We don’t know for sure. But our leading hypothesis is that they might be associated with this antibody against the protein platelet factor four, PF4 for short. That antibody seems to be implicated in the AstraZeneca clots and also is the mechanism for heparin-induced thrombotic thrombocytopenia, so the evidence all seems to be pointing in the same direction. HITT Is definitively linked to that antibody. And we have some evidence that it may be implicated in the AstraZeneca and Johnson & Johnson clotting cases. Hopefully, as we get more evidence, it will make us more confident in that mechanism.

Are there any similarities between the J&J and AstraZeneca cases?

There are similarities in the timing of when they happen and the presentation of symptoms. It is unusual to have clots in the face of thrombocytopenia, or low platelet counts. So that seems to be pointing to something similar. And the two vaccines themselves are similar in that they’re both made with adenovirus vectors—harmless modified viruses that deliver instructions to the body on how to fight COVID-19. So that may be a commonality, but there are other vaccines in use around the globe that also use adenovirus vectors, such as the Sputnik V vaccine, as well. [Editor’s Note: No blood clots have yet been reported to be linked to the Sputnik V vaccine.]

Why does this clotting appear to be more common in women between the ages of 18 and 48?

We’re not sure. It could simply be related to the fact that more women are getting vaccinated than men right now. Or it’s possible that it was a coincidence that women happened to report these. It could be a statistical fluke. But to determine that, we need more information. It may be that we discover there is a link between sex and likelihood of developing clots, but my gut feeling is that that will not be the case. We need more data to know for sure.

Is there a risk of increased vaccine hesitancy as a result of the clot-related pause?

I think reporting these cases may result in more vaccine hesitancy initially. But if we had tried to minimize or ignore those events or delayed the reporting, I think that would have had implications and actually fed into distrust and fear and, in the end, result in even more hesitancy.
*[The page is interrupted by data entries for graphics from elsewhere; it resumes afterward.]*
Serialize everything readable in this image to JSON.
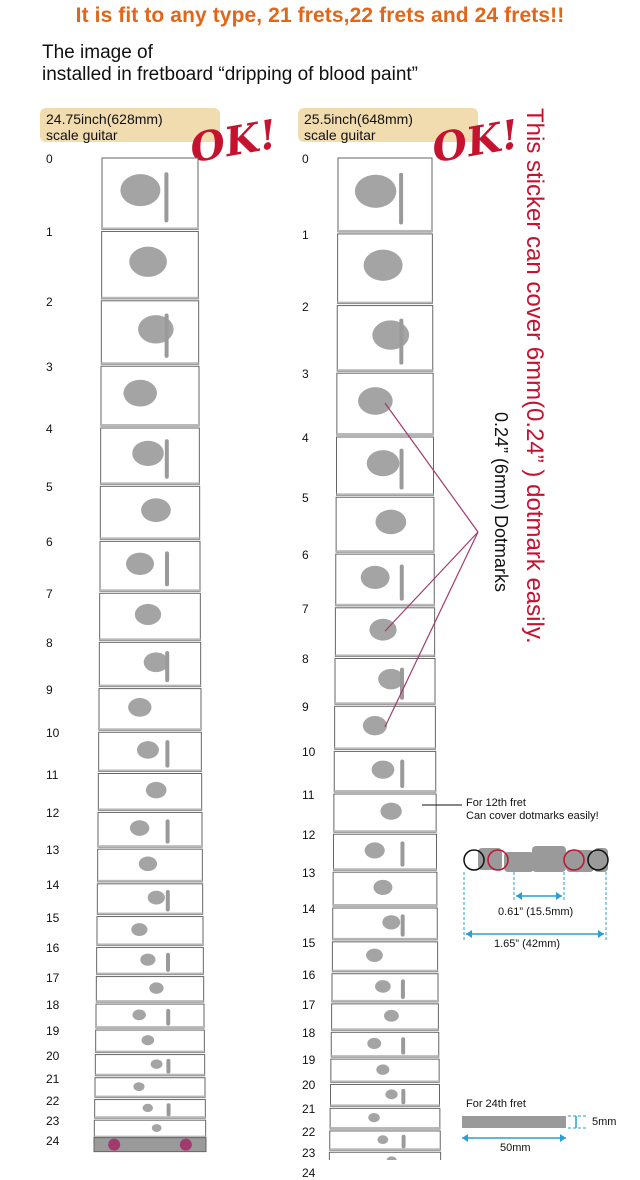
{
  "headline": "It is fit to any type, 21 frets,22 frets and 24 frets!!",
  "subtitle_line1": "The image of",
  "subtitle_line2": "installed in fretboard “dripping of blood paint”",
  "left_guitar": {
    "scale_line1": "24.75inch(628mm)",
    "scale_line2": "scale guitar",
    "ok": "OK!"
  },
  "right_guitar": {
    "scale_line1": "25.5inch(648mm)",
    "scale_line2": "scale guitar",
    "ok": "OK!"
  },
  "fret_numbers": [
    "0",
    "1",
    "2",
    "3",
    "4",
    "5",
    "6",
    "7",
    "8",
    "9",
    "10",
    "11",
    "12",
    "13",
    "14",
    "15",
    "16",
    "17",
    "18",
    "19",
    "20",
    "21",
    "22",
    "23",
    "24"
  ],
  "side_text_red": "This sticker can cover 6mm(0.24” ) dotmark easily.",
  "side_text_black": "0.24” (6mm) Dotmarks",
  "twelfth_note_line1": "For 12th fret",
  "twelfth_note_line2": "Can cover dotmarks easily!",
  "twelfth_inner_dim": "0.61” (15.5mm)",
  "twelfth_outer_dim": "1.65” (42mm)",
  "twentyfourth_note": "For 24th fret",
  "twentyfourth_height": "5mm",
  "twentyfourth_width": "50mm",
  "colors": {
    "headline": "#e0661a",
    "accent_red": "#c4122f",
    "dot_fill": "#a23a6e",
    "sticker_gray": "#9a9a9a",
    "tag_bg": "#f1dcb0",
    "dim_blue": "#2a9fd6"
  }
}
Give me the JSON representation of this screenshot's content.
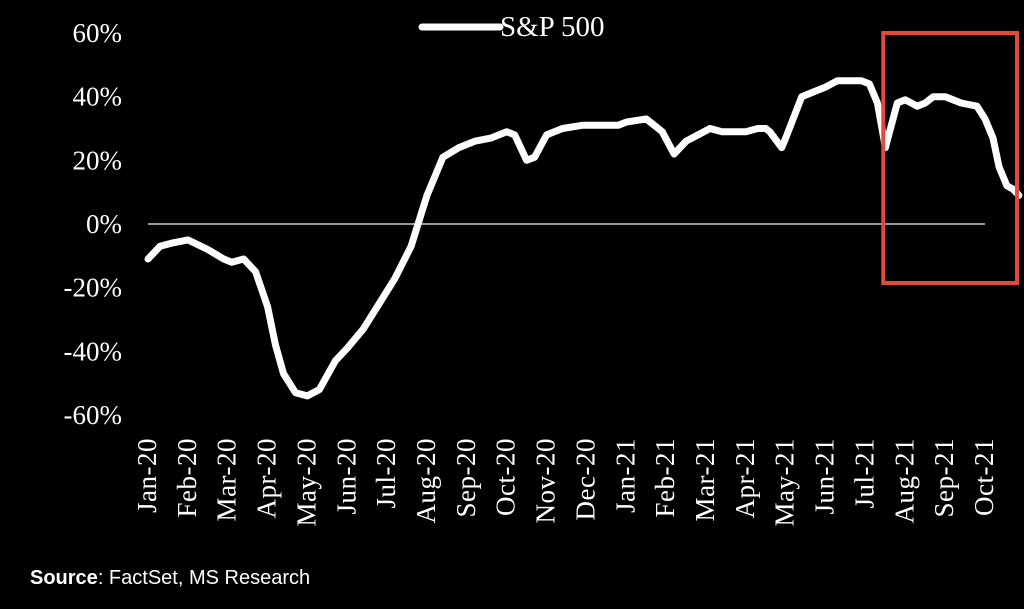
{
  "chart_data": {
    "type": "line",
    "title": "",
    "xlabel": "",
    "ylabel": "",
    "ylim": [
      -0.6,
      0.6
    ],
    "y_ticks": [
      "60%",
      "40%",
      "20%",
      "0%",
      "-20%",
      "-40%",
      "-60%"
    ],
    "y_tick_values": [
      0.6,
      0.4,
      0.2,
      0.0,
      -0.2,
      -0.4,
      -0.6
    ],
    "categories": [
      "Jan-20",
      "Feb-20",
      "Mar-20",
      "Apr-20",
      "May-20",
      "Jun-20",
      "Jul-20",
      "Aug-20",
      "Sep-20",
      "Oct-20",
      "Nov-20",
      "Dec-20",
      "Jan-21",
      "Feb-21",
      "Mar-21",
      "Apr-21",
      "May-21",
      "Jun-21",
      "Jul-21",
      "Aug-21",
      "Sep-21",
      "Oct-21"
    ],
    "legend_position": "top-center",
    "zero_line": true,
    "series": [
      {
        "name": "S&P 500",
        "color": "#ffffff",
        "x": [
          0,
          0.3,
          0.6,
          1.0,
          1.5,
          1.9,
          2.1,
          2.4,
          2.7,
          3.0,
          3.2,
          3.4,
          3.7,
          4.0,
          4.3,
          4.7,
          5.0,
          5.4,
          5.8,
          6.2,
          6.6,
          6.9,
          7.0,
          7.4,
          7.8,
          8.2,
          8.6,
          9.0,
          9.2,
          9.5,
          9.7,
          10.0,
          10.4,
          10.9,
          11.3,
          11.8,
          12.0,
          12.5,
          12.9,
          13.2,
          13.5,
          13.8,
          14.1,
          14.4,
          14.7,
          15.0,
          15.3,
          15.5,
          15.6,
          15.9,
          16.0,
          16.4,
          16.8,
          17.0,
          17.3,
          17.7,
          17.9,
          18.1,
          18.3,
          18.5,
          18.8,
          19.0,
          19.3,
          19.5,
          19.7,
          20.0,
          20.2,
          20.4,
          20.8,
          21.0,
          21.2,
          21.35,
          21.55,
          21.7,
          21.85
        ],
        "y": [
          -0.11,
          -0.07,
          -0.06,
          -0.05,
          -0.08,
          -0.11,
          -0.12,
          -0.11,
          -0.15,
          -0.26,
          -0.38,
          -0.47,
          -0.53,
          -0.54,
          -0.52,
          -0.43,
          -0.39,
          -0.33,
          -0.25,
          -0.17,
          -0.07,
          0.05,
          0.09,
          0.21,
          0.24,
          0.26,
          0.27,
          0.29,
          0.28,
          0.2,
          0.21,
          0.28,
          0.3,
          0.31,
          0.31,
          0.31,
          0.32,
          0.33,
          0.29,
          0.22,
          0.26,
          0.28,
          0.3,
          0.29,
          0.29,
          0.29,
          0.3,
          0.3,
          0.29,
          0.24,
          0.27,
          0.4,
          0.42,
          0.43,
          0.45,
          0.45,
          0.45,
          0.44,
          0.38,
          0.24,
          0.38,
          0.39,
          0.37,
          0.38,
          0.4,
          0.4,
          0.39,
          0.38,
          0.37,
          0.33,
          0.27,
          0.18,
          0.12,
          0.11,
          0.09
        ]
      }
    ],
    "highlight_box": {
      "from": "Aug-21",
      "to": "Oct-21",
      "color": "#e04b3c"
    }
  },
  "source": {
    "label": "Source",
    "text": ": FactSet, MS Research"
  },
  "colors": {
    "background": "#000000",
    "line": "#ffffff",
    "zero_line": "#9a9a9a",
    "highlight": "#e04b3c"
  }
}
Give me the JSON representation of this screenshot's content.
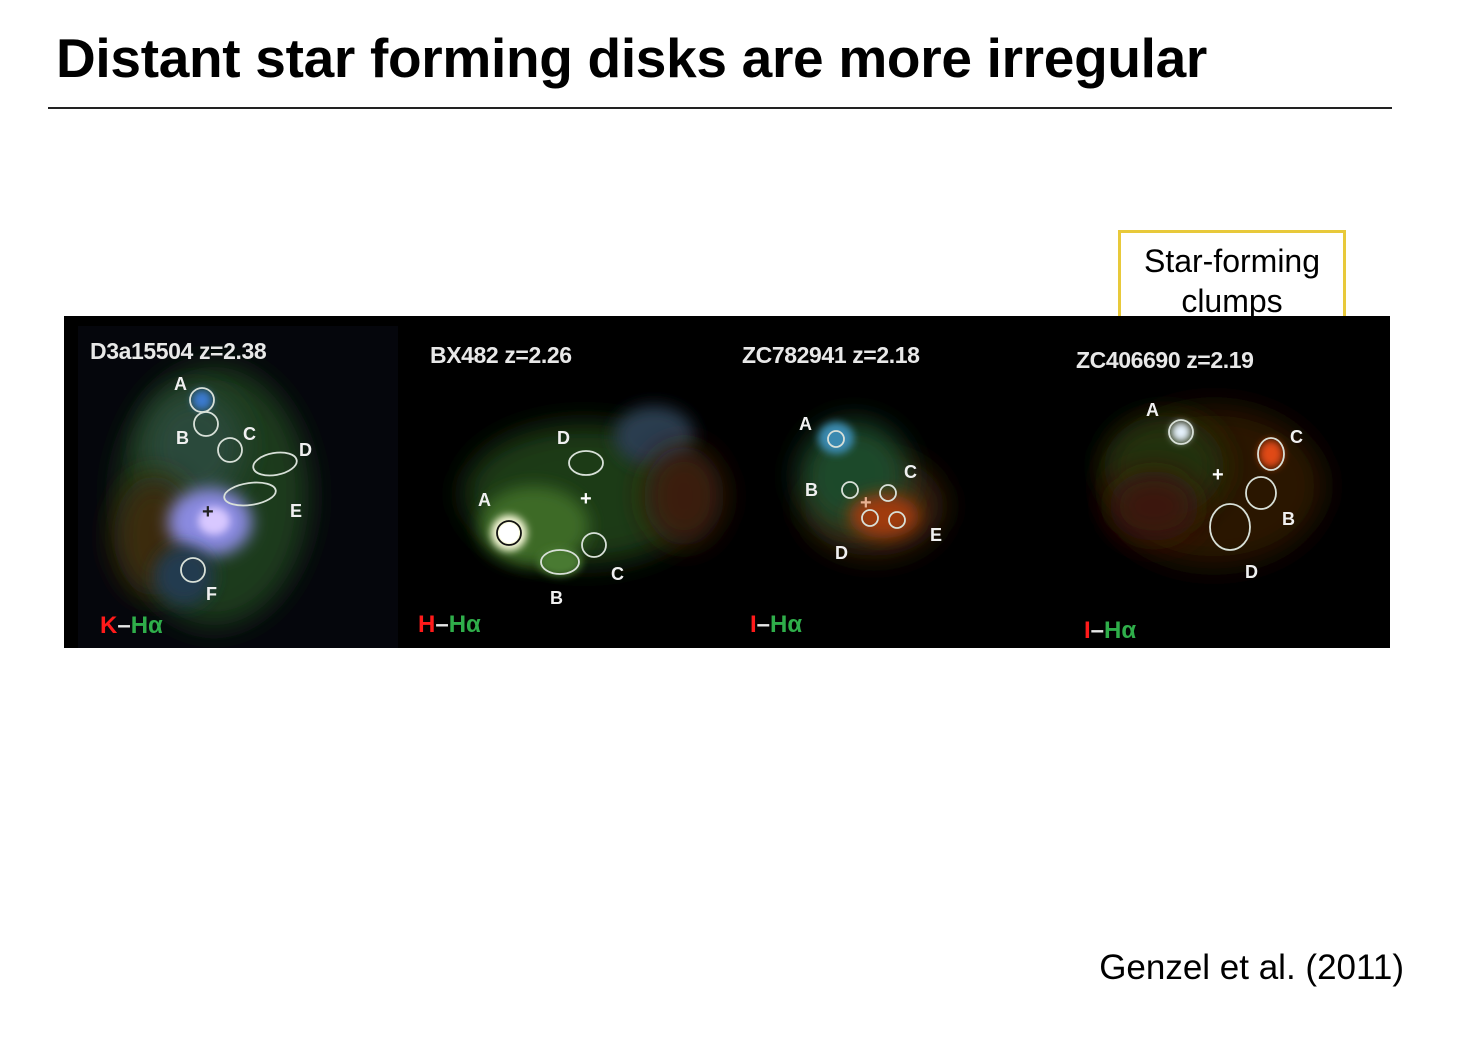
{
  "slide": {
    "title": "Distant star forming disks are more irregular",
    "citation": "Genzel et al. (2011)",
    "callout": {
      "line1": "Star-forming",
      "line2": "clumps"
    }
  },
  "figure": {
    "panels": [
      {
        "name": "D3a15504 z=2.38",
        "band_a": "K",
        "dash": "–",
        "band_b": "Hα",
        "clumps": [
          "A",
          "B",
          "C",
          "D",
          "E",
          "F"
        ]
      },
      {
        "name": "BX482 z=2.26",
        "band_a": "H",
        "dash": "–",
        "band_b": "Hα",
        "clumps": [
          "A",
          "B",
          "C",
          "D"
        ]
      },
      {
        "name": "ZC782941 z=2.18",
        "band_a": "I",
        "dash": "–",
        "band_b": "Hα",
        "clumps": [
          "A",
          "B",
          "C",
          "D",
          "E"
        ]
      },
      {
        "name": "ZC406690 z=2.19",
        "band_a": "I",
        "dash": "–",
        "band_b": "Hα",
        "clumps": [
          "A",
          "B",
          "C",
          "D"
        ]
      }
    ],
    "center_marker": "+"
  },
  "colors": {
    "callout_border": "#e8c93a",
    "band_red": "#ff1a1a",
    "band_green": "#2fae4a"
  }
}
When we were first launching the Pfizer vaccine, we heard of some initial cases of anaphylaxis [allergic reactions] in people who had gotten it. But it turned out to be very rare, and fear of that seems to have subsided. I like to believe that’s because public health officials were very transparent and communicated the risk of anaphylaxis early on. And now we monitor people for 15 to 30 minutes after vaccination to reduce that danger as well. There will be other issues, certainly, with distrust and hesitancy and delay. But the more we talk through these issues, the more it helps the public understand them.

Editor’s Note (4/26/21): This article has been updated after posting to give information from the April 23 ACIP meeting and the CDC and FDA’s joint announcement about lifting the pause.